Pinky and the Brain disguise themselves as elves and are assigned to the mail room by the surly head elf, Schotzie. The Brain subversively adds a Noodle Noggin to each Christmas list, causing the elves to scramble through their archives looking for the schematics. Eventually, Schotzie realizes Pinky and the Brain are not real elves, and the mice are captured by the workshop staff. The elves discover the Noodle Noggin schematics in the possession of the mice, with Schotzie demanding to know if the mice are spies for the Easter Bunny, the Tooth Fairy, or Herschel the Hanukkah Goblin. The Brain and Pinky then escape and disguise themselves as two reindeer to get a ride back to their home at Acme Labs. The two see Santa approaching his sleigh, but Brain restrains Pinky from giving Santa his Christmas list.

While in flight, the two mice fall from the sleigh into the labs, unintentionally damaging Brain's hypnotic control equipment. As they rush to repair it, Pinky discovers his list was never delivered and breaks down into tears. As Pinky sobs uncontrollably, Brain angrily reads the letter and is surprised to see Pinky asked for nothing for himself, requesting that all of his gifts be delivered to the Brain instead. Brain is deeply moved, and when Pinky informs him the Noodle Noggins are working, Brain is too emotional to demand world domination. He orders everyone to have a Merry Christmas instead, and smashes the equipment in a fit of rage. On Christmas Day, Pinky and the Brain exchange gifts, an Earth-shaped keychain for the Brain and a spell checker for Pinky.

== Production ==
The special was produced by Amblin Entertainment and Warner Bros. Television, based on a teleplay by Peter Hastings and directed by Rusty Mills. Filmmaker Steven Spielberg was credited as the special's executive producer, although author Frank Sanello expressed skepticism Spielberg personally worked on the special each day.

In one scene in the workshop, Pinky reads they are invited to a party at the home of Donner the reindeer, which Brain dismisses with reference to the historical Donner Party. While the cannibalism joke would likely not be understood by younger viewers, voice actor Maurice LaMarche explained that producer Tom Ruegger had once told him, "I want this to be a show, and Steven wants this to be a show, that adults and kids can enjoy together and doesn't talk down to one group or pander to the other".

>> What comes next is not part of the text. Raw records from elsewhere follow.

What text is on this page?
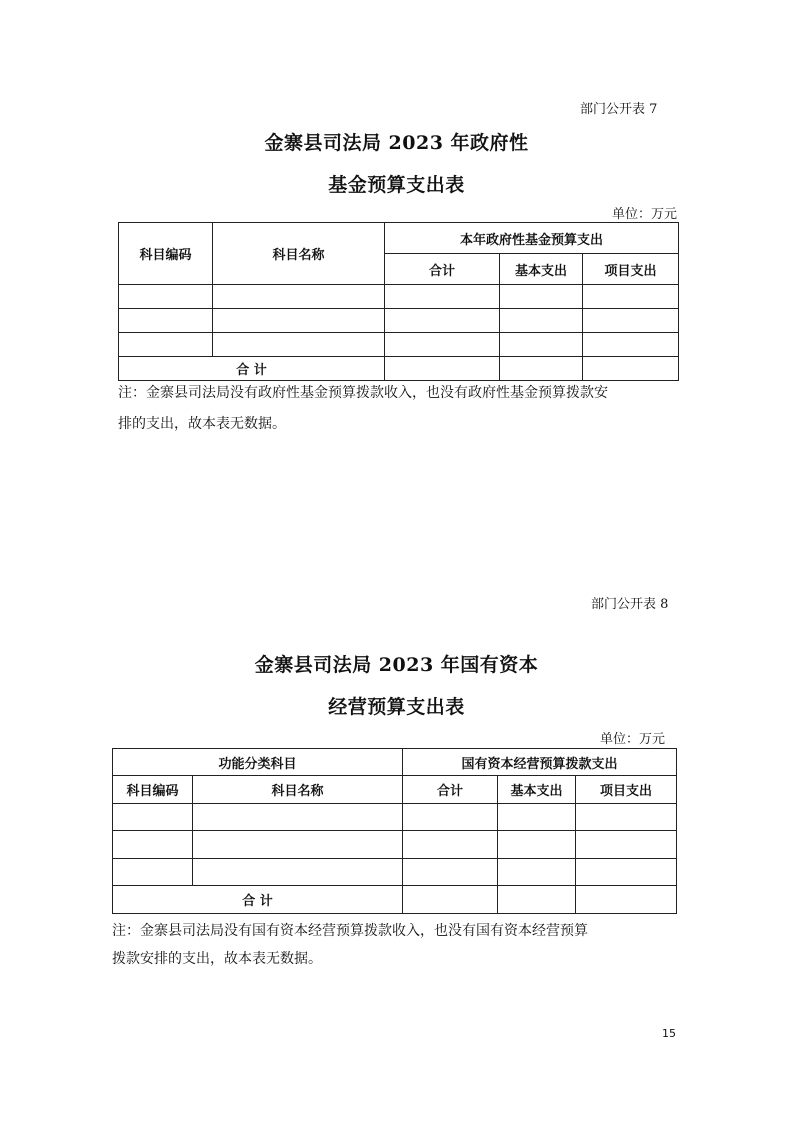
部门公开表 7
金寨县司法局 2023 年政府性
基金预算支出表
单位：万元
科目编码	科目名称	本年政府性基金预算支出		
		合计	基本支出	项目支出

合 计				
注：金寨县司法局没有政府性基金预算拨款收入，也没有政府性基金预算拨款安
排的支出，故本表无数据。
部门公开表 8
金寨县司法局 2023 年国有资本
经营预算支出表
单位：万元
功能分类科目		国有资本经营预算拨款支出		
科目编码	科目名称	合计	基本支出	项目支出

合 计				
注：金寨县司法局没有国有资本经营预算拨款收入，也没有国有资本经营预算
拨款安排的支出，故本表无数据。
15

== Broadcast and release ==
After Pinky and the Brain was spun off from Animaniacs, the series was aired on The WB on Sunday evenings. A Pinky and the Brain Christmas marked the prime time debut, airing on The WB on the night of Wednesday, December 13, 1995 as a special.

A Pinky and the Brain Christmas was later included in the DVD Pinky and the Brain Vol. 1, released by Warner Home Video. The episode was also streamed on Amazon.com in 2016.

== Reception ==
Caryn James, writing for The New York Times, said "The special will give adults only a hint of the series' usual satire". James called the special "endearing", though she felt the series had already produced funnier episodes. The special won the Primetime Emmy Award for Outstanding Animated Program in 1996, and an Annie Award for Best Individual Achievement in Storyboarding.

In 2005, authors Kevin Cuddihy and Phillip Metcalfe named it second in their Christmas-themed list of "Not-so-Classic Cartoons", declaring it "well worth the effort to see it". In 2009, Entertainment Weekly named the special among "15 New(ish) Christmas Classics", calling it "very touching". In 2016, Mary Grace Garis of Bustle wrote that the Emmy win was surprising, crediting it to "Pinky's sweet, simple heart".